Yesterday our friend Jeroen from The Bonding Dram organized an open bottle day presenting the new single cask series from BenRiach. They were bottled in July 2010 and they’re now available in most markets. Some of them have already sold out, especially the 1976 and 1980 are almost impossible to find.
This BenRiach 1984 is the only heavily peated release this time (the other 1984 seems to be peated as well, although it mentions “Classic Speyside style”). That same year already brought us a few enjoyable peated releases. A sister cask (BenRiach 1984 cask #4049) was bottled in 2007.
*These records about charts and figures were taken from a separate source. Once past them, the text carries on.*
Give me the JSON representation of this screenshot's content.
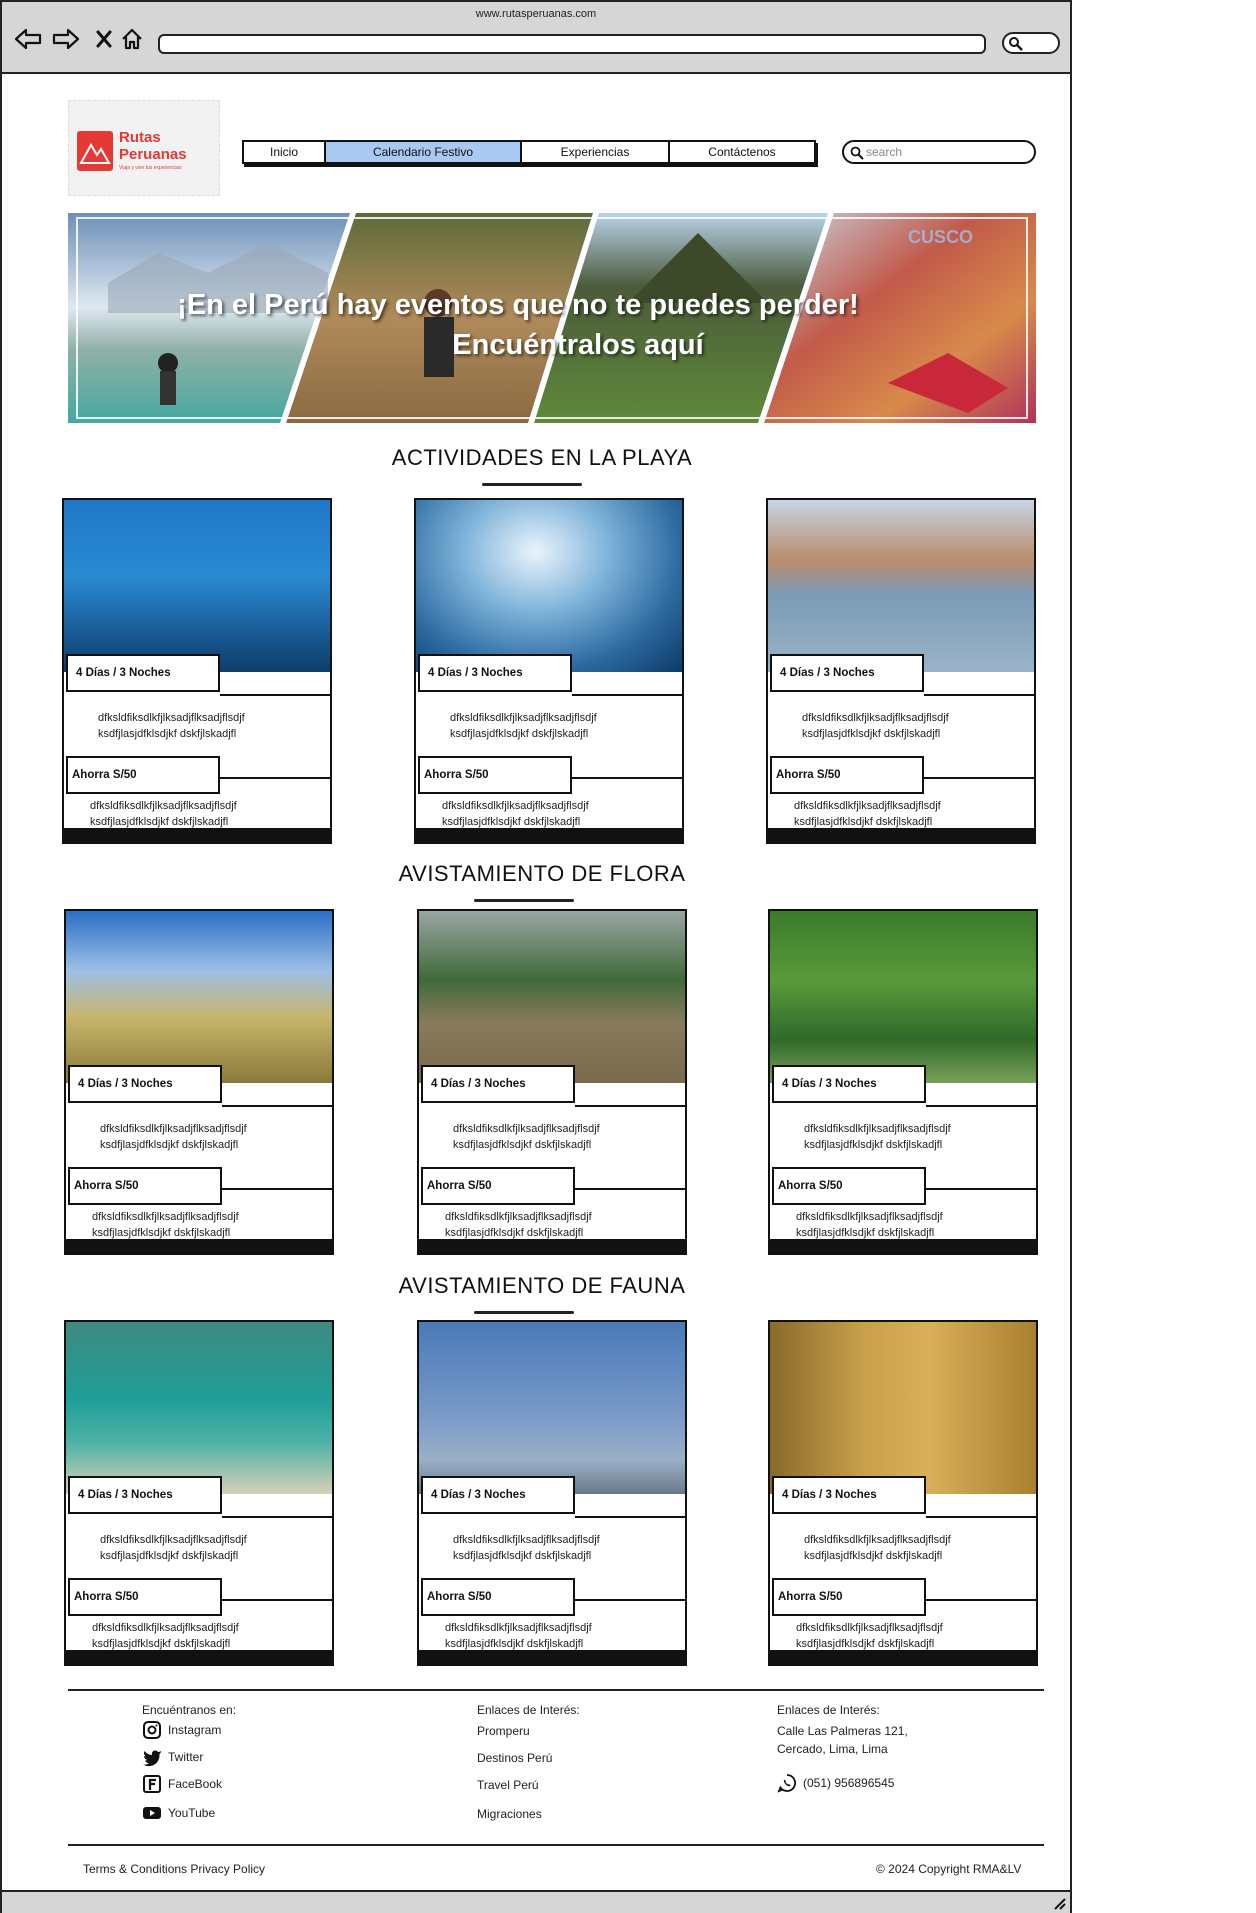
{
  "browser": {
    "url": "www.rutasperuanas.com"
  },
  "logo": {
    "title_line1": "Rutas",
    "title_line2": "Peruanas",
    "tagline": "Viaja y vive tus experiencias"
  },
  "nav": {
    "items": [
      {
        "label": "Inicio",
        "active": false
      },
      {
        "label": "Calendario Festivo",
        "active": true
      },
      {
        "label": "Experiencias",
        "active": false
      },
      {
        "label": "Contáctenos",
        "active": false
      }
    ]
  },
  "search": {
    "placeholder": "search"
  },
  "hero": {
    "line1": "¡En el Perú hay eventos que no te puedes perder!",
    "line2": "Encuéntralos aquí",
    "watermark": "CUSCO"
  },
  "sections": [
    {
      "title": "ACTIVIDADES EN LA PLAYA",
      "cards": [
        {
          "duration": "4 Días / 3 Noches",
          "desc_line1": "dfksldfiksdlkfjlksadjflksadjflsdjf",
          "desc_line2": "ksdfjlasjdfklsdjkf dskfjlskadjfl",
          "price": "Ahorra S/50",
          "desc2_line1": "dfksldfiksdlkfjlksadjflksadjflsdjf",
          "desc2_line2": "ksdfjlasjdfklsdjkf dskfjlskadjfl"
        },
        {
          "duration": "4 Días / 3 Noches",
          "desc_line1": "dfksldfiksdlkfjlksadjflksadjflsdjf",
          "desc_line2": "ksdfjlasjdfklsdjkf dskfjlskadjfl",
          "price": "Ahorra S/50",
          "desc2_line1": "dfksldfiksdlkfjlksadjflksadjflsdjf",
          "desc2_line2": "ksdfjlasjdfklsdjkf dskfjlskadjfl"
        },
        {
          "duration": "4 Días / 3 Noches",
          "desc_line1": "dfksldfiksdlkfjlksadjflksadjflsdjf",
          "desc_line2": "ksdfjlasjdfklsdjkf dskfjlskadjfl",
          "price": "Ahorra S/50",
          "desc2_line1": "dfksldfiksdlkfjlksadjflksadjflsdjf",
          "desc2_line2": "ksdfjlasjdfklsdjkf dskfjlskadjfl"
        }
      ]
    },
    {
      "title": "AVISTAMIENTO DE FLORA",
      "cards": [
        {
          "duration": "4 Días / 3 Noches",
          "desc_line1": "dfksldfiksdlkfjlksadjflksadjflsdjf",
          "desc_line2": "ksdfjlasjdfklsdjkf dskfjlskadjfl",
          "price": "Ahorra S/50",
          "desc2_line1": "dfksldfiksdlkfjlksadjflksadjflsdjf",
          "desc2_line2": "ksdfjlasjdfklsdjkf dskfjlskadjfl"
        },
        {
          "duration": "4 Días / 3 Noches",
          "desc_line1": "dfksldfiksdlkfjlksadjflksadjflsdjf",
          "desc_line2": "ksdfjlasjdfklsdjkf dskfjlskadjfl",
          "price": "Ahorra S/50",
          "desc2_line1": "dfksldfiksdlkfjlksadjflksadjflsdjf",
          "desc2_line2": "ksdfjlasjdfklsdjkf dskfjlskadjfl"
        },
        {
          "duration": "4 Días / 3 Noches",
          "desc_line1": "dfksldfiksdlkfjlksadjflksadjflsdjf",
          "desc_line2": "ksdfjlasjdfklsdjkf dskfjlskadjfl",
          "price": "Ahorra S/50",
          "desc2_line1": "dfksldfiksdlkfjlksadjflksadjflsdjf",
          "desc2_line2": "ksdfjlasjdfklsdjkf dskfjlskadjfl"
        }
      ]
    },
    {
      "title": "AVISTAMIENTO DE FAUNA",
      "cards": [
        {
          "duration": "4 Días / 3 Noches",
          "desc_line1": "dfksldfiksdlkfjlksadjflksadjflsdjf",
          "desc_line2": "ksdfjlasjdfklsdjkf dskfjlskadjfl",
          "price": "Ahorra S/50",
          "desc2_line1": "dfksldfiksdlkfjlksadjflksadjflsdjf",
          "desc2_line2": "ksdfjlasjdfklsdjkf dskfjlskadjfl"
        },
        {
          "duration": "4 Días / 3 Noches",
          "desc_line1": "dfksldfiksdlkfjlksadjflksadjflsdjf",
          "desc_line2": "ksdfjlasjdfklsdjkf dskfjlskadjfl",
          "price": "Ahorra S/50",
          "desc2_line1": "dfksldfiksdlkfjlksadjflksadjflsdjf",
          "desc2_line2": "ksdfjlasjdfklsdjkf dskfjlskadjfl"
        },
        {
          "duration": "4 Días / 3 Noches",
          "desc_line1": "dfksldfiksdlkfjlksadjflksadjflsdjf",
          "desc_line2": "ksdfjlasjdfklsdjkf dskfjlskadjfl",
          "price": "Ahorra S/50",
          "desc2_line1": "dfksldfiksdlkfjlksadjflksadjflsdjf",
          "desc2_line2": "ksdfjlasjdfklsdjkf dskfjlskadjfl"
        }
      ]
    }
  ],
  "footer": {
    "col1": {
      "heading": "Encuéntranos en:",
      "links": [
        "Instagram",
        "Twitter",
        "FaceBook",
        "YouTube"
      ]
    },
    "col2": {
      "heading": "Enlaces de Interés:",
      "links": [
        "Promperu",
        "Destinos Perú",
        "Travel Perú",
        "Migraciones"
      ]
    },
    "col3": {
      "heading": "Enlaces de Interés:",
      "address_line1": "Calle Las Palmeras 121,",
      "address_line2": "Cercado, Lima, Lima",
      "phone": "(051) 956896545"
    },
    "terms": "Terms & Conditions Privacy Policy",
    "copyright": "© 2024 Copyright RMA&LV"
  },
  "colors": {
    "nav_active": "#a9c8f2",
    "brand": "#e53935"
  }
}
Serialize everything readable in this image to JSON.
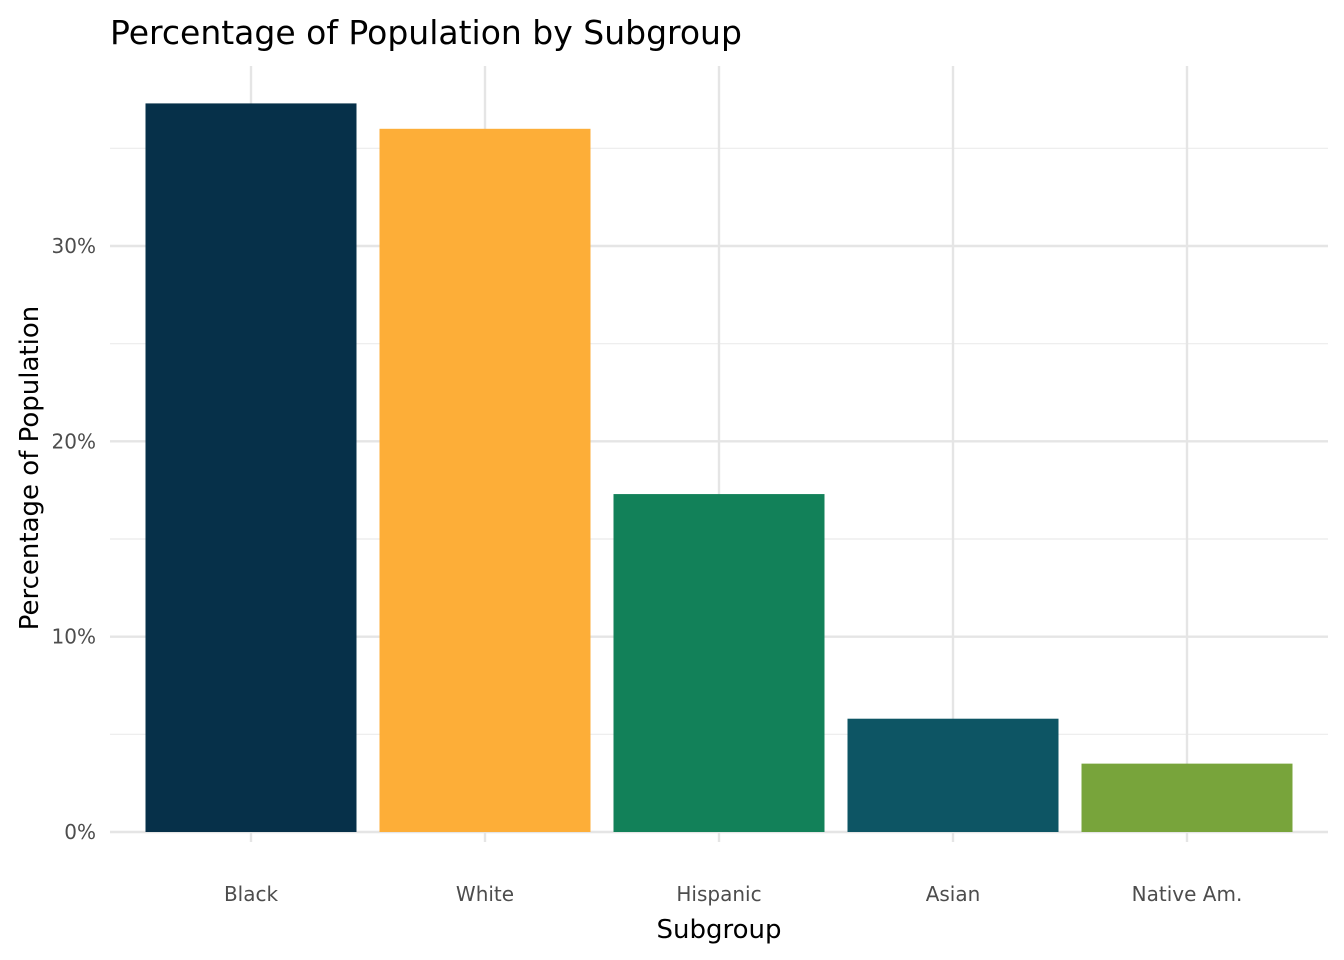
{
  "chart_data": {
    "type": "bar",
    "title": "Percentage of Population by Subgroup",
    "xlabel": "Subgroup",
    "ylabel": "Percentage of Population",
    "categories": [
      "Black",
      "White",
      "Hispanic",
      "Asian",
      "Native Am."
    ],
    "values": [
      37.3,
      36.0,
      17.3,
      5.8,
      3.5
    ],
    "colors": [
      "#063049",
      "#FDAE38",
      "#128159",
      "#0D5564",
      "#78A43B"
    ],
    "ylim": [
      0,
      38
    ],
    "yticks": [
      0,
      10,
      20,
      30
    ],
    "ytick_labels": [
      "0%",
      "10%",
      "20%",
      "30%"
    ],
    "grid": true,
    "legend": "none"
  }
}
BenRiach 25 yo 1984 (51,7%, OB 2010, cask #4052, peated / Tawny Port finish,
Nose: rich, straightforward “Speyside” peat. It’s rounded, rich and smoky but not in the coastal / medicinal “Islay” way. Smoked tea with some resinous notes. After a while, a second layer shows up, with sweet oranges and a little grenadine. Faint hints of strawberry. Nice. A touch of eucalyptus / peppermint. Mouth: even more peat now, quite huge in fact. There’s a fruity edge but it seems to be drowned in the peat waves. Some resinous notes again. The spices are abundant: bags of pepper, a bit of nutmeg and getting really herbal in the end. Hints of liquorice. Finish: long, with a warm and peaty character.
This one is a little on the peaty side – it doesn’t feel like a 25 year-old and the fruits struggle to get the attention. I won’t say this often, but a little more wine influence could have helped to find a nicer balance on the palate. The nose is the best element for me. Around € 120.
Tamdhu has recently been mothballed. It was founded during the whisky boom of the late 19th century and was soon taken over by the Highland Distillers group (later Edrington), after a big fire in their Glenrothes distillery.
As a single malt, Tamdhu was most successful in the value segment. This is one of the reasons for its closure, as the other Edrington distilleries (Highland Park, Glenrothes, Macallan) are aiming a bit higher.
Nose: starts malty and very rubbery, with cereal grains and porridge. I can’t really appreciate this rubbery side, but it’s something I’ve come to expect from Tamdhu so it’s not a specific problem of this expression. After a few moments, it develops on fruit compote (apples, oranges) and big herbal notes (mint / verbena tea, ginger, a little nutmeg). Hints of pine resin and wax with a soapy edge. Mouth: in line with the nose: a fruity / malty centre with oranges, many pears, nutmeg and ginger. Pine wood and liquorice root. Quite herbal towards the finish. Finish: orange marmalade, a little dark chocolate and slightly bitter cloves.
I should probably add that I’ve rarely been impressed by a Tamdhu so far – it doesn’t seem to be my style. This 25 year-old is very expressive though, with a big emphasis on herbal notes and spices. Available from Whisky-Doris (Germany) for € 95.